10.9.10

Emotional Outburst Reason 4b

I need this weekend.  It's not that I'm that tired but I need some fun.  My life right now consists of waking up, riding the bus, working, riding the bus, a bit of time on the interwebs and then bed.  Rinse.  Repeat.  I also lost my key card which is really not cool.  I'm pretty sure that it is $25 to replace.  I thought that I had it on my sweater that I wore yesterday and had just forgotten to take it off but I presume that is not the case as it is not there now.

Part of the whole "no me time" thing is also the whole "no social life" thing.  I miss everyone back home.  It really sucks as I am without a telecommunications device at the moment.  I hate that I can't text Julia throughout the day or call Mikay to hear how the latest Waxies gig went.  I want to just sit on the couch and have a big discussion about nothing in particular with Nora.  Most of all, I want to be able to see everyone and get a great big hug.  I could use that about now.
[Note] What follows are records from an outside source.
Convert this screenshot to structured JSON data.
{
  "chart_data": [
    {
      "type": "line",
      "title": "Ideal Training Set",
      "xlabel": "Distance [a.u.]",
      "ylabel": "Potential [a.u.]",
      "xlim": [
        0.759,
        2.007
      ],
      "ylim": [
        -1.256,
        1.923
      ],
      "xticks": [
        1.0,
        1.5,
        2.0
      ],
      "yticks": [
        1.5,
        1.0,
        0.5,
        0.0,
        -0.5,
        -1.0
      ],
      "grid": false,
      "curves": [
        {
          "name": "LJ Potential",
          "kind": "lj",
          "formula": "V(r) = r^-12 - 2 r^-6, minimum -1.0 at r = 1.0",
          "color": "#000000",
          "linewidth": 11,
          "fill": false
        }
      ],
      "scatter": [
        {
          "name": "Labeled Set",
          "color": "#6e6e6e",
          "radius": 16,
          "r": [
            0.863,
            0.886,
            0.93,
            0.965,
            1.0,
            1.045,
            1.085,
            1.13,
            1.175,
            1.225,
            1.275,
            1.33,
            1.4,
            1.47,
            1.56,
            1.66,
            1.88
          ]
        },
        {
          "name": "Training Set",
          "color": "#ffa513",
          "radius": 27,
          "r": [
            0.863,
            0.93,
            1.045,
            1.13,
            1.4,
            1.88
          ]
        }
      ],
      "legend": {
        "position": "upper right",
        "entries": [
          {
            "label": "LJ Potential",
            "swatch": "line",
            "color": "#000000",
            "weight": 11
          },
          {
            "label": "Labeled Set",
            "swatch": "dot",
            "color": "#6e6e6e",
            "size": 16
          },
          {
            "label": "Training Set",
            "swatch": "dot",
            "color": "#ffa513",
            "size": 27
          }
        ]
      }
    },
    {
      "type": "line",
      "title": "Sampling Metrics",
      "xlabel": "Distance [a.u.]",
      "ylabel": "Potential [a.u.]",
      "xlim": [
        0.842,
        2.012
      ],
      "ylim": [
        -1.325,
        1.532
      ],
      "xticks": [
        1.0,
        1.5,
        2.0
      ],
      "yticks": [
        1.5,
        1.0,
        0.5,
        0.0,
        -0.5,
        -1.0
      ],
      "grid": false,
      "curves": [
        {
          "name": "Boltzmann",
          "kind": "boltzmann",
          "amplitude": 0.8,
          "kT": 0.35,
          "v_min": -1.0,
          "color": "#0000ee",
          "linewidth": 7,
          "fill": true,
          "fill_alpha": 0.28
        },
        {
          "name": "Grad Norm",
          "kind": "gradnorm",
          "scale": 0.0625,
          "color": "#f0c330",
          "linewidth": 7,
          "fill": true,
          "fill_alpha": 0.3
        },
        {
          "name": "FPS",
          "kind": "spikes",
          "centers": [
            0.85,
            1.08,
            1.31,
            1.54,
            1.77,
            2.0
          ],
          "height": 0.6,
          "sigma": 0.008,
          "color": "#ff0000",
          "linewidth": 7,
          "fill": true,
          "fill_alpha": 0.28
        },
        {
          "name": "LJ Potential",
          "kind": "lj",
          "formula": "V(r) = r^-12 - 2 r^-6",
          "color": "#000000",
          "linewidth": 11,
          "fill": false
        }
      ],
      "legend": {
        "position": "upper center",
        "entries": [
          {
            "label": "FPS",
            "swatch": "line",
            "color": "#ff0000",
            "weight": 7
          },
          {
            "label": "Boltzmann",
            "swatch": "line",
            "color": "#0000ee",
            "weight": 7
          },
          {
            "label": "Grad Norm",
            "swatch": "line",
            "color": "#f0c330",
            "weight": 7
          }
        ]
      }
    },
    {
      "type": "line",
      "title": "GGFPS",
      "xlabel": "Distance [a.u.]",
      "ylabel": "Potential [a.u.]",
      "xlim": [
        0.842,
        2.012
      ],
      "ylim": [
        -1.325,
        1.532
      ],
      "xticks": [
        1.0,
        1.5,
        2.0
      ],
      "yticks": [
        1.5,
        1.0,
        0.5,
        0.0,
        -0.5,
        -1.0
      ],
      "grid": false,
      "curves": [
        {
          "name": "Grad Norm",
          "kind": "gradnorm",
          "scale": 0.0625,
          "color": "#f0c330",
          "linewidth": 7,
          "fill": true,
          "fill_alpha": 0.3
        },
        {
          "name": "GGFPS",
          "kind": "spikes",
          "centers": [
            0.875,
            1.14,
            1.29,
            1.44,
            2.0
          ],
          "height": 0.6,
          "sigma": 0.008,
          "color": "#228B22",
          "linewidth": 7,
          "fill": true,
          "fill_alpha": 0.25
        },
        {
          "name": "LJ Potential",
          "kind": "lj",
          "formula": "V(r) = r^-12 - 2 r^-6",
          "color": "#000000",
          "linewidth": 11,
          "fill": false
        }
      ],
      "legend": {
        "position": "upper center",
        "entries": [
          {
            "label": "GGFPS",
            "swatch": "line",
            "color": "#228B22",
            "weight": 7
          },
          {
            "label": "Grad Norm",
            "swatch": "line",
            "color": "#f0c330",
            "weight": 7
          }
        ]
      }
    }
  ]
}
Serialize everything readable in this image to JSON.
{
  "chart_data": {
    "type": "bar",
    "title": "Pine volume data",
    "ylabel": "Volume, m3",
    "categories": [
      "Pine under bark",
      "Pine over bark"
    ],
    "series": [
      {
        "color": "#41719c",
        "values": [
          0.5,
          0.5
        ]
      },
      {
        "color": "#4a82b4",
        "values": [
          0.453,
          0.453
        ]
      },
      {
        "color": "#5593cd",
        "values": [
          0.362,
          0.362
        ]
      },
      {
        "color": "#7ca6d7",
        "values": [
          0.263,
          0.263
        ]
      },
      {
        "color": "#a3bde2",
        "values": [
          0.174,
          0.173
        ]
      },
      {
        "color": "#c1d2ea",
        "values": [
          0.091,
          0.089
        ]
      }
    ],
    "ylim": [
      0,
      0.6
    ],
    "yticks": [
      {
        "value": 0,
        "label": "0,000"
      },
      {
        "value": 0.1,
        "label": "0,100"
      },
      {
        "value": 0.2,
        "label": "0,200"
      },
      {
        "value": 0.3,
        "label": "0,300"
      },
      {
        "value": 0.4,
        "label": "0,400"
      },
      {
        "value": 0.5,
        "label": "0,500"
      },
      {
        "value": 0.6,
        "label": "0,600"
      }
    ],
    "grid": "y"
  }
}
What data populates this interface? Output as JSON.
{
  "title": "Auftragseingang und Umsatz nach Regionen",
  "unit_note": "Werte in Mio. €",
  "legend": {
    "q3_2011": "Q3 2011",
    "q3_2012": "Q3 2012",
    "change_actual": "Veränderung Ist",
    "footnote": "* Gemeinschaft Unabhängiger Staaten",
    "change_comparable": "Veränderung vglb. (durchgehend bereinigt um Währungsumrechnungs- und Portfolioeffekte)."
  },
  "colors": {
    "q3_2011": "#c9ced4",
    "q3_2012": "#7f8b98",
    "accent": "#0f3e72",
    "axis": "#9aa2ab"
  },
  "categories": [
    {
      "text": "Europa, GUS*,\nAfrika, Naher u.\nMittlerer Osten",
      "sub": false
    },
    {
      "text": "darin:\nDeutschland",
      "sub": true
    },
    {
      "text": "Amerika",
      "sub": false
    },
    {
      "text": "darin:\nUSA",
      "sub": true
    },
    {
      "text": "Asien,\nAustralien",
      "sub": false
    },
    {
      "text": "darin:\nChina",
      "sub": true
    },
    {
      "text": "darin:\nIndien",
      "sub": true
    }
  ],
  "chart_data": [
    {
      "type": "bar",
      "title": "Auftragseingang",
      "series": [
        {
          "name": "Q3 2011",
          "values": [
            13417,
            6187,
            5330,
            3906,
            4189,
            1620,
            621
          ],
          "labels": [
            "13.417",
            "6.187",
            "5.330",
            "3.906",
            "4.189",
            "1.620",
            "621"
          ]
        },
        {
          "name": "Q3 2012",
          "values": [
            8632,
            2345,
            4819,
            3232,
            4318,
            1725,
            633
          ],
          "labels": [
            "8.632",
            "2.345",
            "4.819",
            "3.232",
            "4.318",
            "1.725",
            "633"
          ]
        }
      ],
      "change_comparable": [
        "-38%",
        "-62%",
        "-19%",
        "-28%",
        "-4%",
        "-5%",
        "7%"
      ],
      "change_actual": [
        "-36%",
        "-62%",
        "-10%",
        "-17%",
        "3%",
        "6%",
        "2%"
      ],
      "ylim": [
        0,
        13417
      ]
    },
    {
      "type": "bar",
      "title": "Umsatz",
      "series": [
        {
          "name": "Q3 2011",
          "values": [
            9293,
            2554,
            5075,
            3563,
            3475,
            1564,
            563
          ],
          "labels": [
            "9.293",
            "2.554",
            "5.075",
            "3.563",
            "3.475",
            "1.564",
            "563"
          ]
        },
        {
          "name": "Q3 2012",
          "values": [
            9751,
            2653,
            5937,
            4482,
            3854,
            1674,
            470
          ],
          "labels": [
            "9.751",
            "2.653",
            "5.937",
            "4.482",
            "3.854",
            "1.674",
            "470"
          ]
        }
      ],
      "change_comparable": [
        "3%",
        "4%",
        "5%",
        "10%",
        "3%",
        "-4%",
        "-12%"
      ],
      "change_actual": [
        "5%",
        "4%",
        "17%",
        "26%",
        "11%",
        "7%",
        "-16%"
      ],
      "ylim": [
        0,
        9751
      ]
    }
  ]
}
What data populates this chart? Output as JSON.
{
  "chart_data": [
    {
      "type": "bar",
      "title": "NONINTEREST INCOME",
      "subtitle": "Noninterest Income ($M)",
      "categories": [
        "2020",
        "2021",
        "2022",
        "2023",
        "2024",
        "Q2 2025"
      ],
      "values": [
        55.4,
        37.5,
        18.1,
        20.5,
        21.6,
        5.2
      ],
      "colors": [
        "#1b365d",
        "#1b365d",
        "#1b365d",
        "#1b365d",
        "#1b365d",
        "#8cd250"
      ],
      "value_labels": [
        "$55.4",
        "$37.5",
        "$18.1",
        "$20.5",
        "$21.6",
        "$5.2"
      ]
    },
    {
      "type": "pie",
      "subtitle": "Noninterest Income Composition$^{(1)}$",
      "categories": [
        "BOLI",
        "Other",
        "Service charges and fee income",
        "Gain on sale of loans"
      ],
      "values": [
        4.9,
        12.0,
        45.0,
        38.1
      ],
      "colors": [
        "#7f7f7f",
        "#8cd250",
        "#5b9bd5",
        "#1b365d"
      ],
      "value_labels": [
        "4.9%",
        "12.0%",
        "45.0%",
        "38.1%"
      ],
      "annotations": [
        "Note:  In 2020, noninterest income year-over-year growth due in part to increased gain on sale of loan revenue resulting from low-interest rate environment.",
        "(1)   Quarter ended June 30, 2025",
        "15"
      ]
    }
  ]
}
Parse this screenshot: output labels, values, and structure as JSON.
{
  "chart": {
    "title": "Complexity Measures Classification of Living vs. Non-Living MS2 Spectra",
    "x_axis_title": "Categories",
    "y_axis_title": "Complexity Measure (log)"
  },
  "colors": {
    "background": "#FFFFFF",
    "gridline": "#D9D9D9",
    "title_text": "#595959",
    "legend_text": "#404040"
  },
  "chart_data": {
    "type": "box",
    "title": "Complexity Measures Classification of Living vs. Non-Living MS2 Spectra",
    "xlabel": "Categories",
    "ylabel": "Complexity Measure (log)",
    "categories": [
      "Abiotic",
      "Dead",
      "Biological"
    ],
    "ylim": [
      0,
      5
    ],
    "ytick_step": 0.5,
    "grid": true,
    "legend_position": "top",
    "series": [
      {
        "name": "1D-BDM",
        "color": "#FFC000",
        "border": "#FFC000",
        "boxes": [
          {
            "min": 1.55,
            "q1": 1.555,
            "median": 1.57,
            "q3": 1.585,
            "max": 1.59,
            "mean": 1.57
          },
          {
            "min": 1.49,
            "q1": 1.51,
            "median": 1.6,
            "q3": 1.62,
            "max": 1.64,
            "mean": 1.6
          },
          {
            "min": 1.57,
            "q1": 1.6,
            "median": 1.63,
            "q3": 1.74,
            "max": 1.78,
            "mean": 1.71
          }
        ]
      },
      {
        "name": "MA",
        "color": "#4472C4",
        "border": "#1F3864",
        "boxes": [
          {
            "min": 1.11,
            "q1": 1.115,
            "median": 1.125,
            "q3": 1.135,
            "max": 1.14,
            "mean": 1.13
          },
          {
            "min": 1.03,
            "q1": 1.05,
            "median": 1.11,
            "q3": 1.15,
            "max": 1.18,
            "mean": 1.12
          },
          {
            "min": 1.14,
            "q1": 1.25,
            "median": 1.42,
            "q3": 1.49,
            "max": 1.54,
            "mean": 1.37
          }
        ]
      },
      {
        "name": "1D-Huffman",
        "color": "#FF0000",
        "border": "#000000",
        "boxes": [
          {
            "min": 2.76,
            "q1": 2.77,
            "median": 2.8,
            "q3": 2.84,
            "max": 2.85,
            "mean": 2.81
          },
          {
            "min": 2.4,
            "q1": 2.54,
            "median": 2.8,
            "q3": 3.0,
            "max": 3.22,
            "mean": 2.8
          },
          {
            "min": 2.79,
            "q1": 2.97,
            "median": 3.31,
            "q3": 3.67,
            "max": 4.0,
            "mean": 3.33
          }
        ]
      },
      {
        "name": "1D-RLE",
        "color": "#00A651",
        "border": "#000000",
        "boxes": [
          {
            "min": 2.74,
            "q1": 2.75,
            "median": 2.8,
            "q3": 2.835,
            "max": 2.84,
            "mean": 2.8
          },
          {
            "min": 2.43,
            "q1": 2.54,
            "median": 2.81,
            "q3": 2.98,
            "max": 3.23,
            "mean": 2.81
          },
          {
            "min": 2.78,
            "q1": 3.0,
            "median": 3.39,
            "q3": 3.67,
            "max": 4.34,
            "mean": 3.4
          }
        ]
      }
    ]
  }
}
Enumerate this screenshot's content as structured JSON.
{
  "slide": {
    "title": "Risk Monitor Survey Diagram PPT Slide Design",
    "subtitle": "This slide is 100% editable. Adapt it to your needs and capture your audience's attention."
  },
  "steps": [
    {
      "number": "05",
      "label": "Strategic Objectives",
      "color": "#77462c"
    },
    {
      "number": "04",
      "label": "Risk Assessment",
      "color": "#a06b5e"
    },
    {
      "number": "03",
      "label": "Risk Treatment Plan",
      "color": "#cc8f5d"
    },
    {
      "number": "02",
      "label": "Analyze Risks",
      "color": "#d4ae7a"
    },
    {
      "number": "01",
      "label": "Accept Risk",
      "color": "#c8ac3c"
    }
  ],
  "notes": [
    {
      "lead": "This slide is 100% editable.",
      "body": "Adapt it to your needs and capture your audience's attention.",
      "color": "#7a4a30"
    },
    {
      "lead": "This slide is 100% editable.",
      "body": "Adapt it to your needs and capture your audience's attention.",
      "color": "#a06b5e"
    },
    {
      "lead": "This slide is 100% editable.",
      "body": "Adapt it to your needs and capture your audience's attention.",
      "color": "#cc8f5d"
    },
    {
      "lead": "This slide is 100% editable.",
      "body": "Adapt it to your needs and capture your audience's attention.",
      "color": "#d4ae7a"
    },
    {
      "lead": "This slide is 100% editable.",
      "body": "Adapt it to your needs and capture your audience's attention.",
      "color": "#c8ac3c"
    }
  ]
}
Class went better yesterday but I'm still not feeling great about teaching skills and feeling really crappy about my Chinese skills.  We were calling about ESL classes and I got to hear Alex speaking Chinese and he totally kicks my ass.  I knew that I wasn't anywhere near fluent but I'm coming to the realization of just how far away I am.  Also, my students have incredibly limited English and they know that I speak some Chinese which means that if they have a question, they automatically resort to Chinese.  It also means that I can't help them.  That feeling of helplessness just gets heaped onto the pile of all the reasons why I need a hug.  Boo!